Back in 2008, “the business was so unique compared to the majority of what we were seeing,” Shen said of his first encounter with the Tobins, back when he was working at the Queensland Government China Trade Office. “When Matt Tobin came to my office to discuss how they could expand into China, after half an hour I still couldn’t figure out how we could help him. He talked a lot about art, artists, and urban development…it was so rare, 10 years ago.”
Since then, it’s become essential to the development of the market. “The integration of art into a broader business strategy is going to be really important going forward,” Shen elaborated, reflecting on the growth UAP has seen in its business, and in its clients’ approaches to a wide range of projects. With the availability of selfie-consultants these days, and a growing interest in technology like augmented reality, it’s clear to Shen and his team that the future of urban development, especially in China, lies in the arts. And UAP might be in just the right place to drive that conversation.

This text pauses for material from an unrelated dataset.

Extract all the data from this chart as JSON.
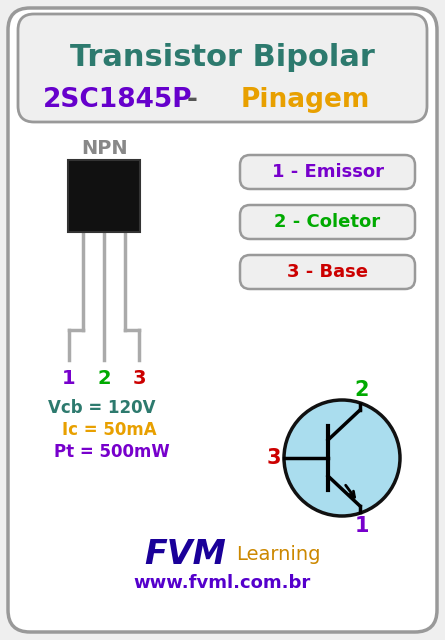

The way the company has developed within the PRC speaks not only to its business acumen, but to the notion that “Made in China” can be a testament to quality, and not simply affordable manufacturing.
New York’s Public Art Fund chose to develop a continuing partnership with UAP after it offered to cover the initial cost of Ai Weiwei’s work, and due to its proven commitment to high-quality production.
It’s become clear that UAP is investing not only in its collaborators, but in the future of public art.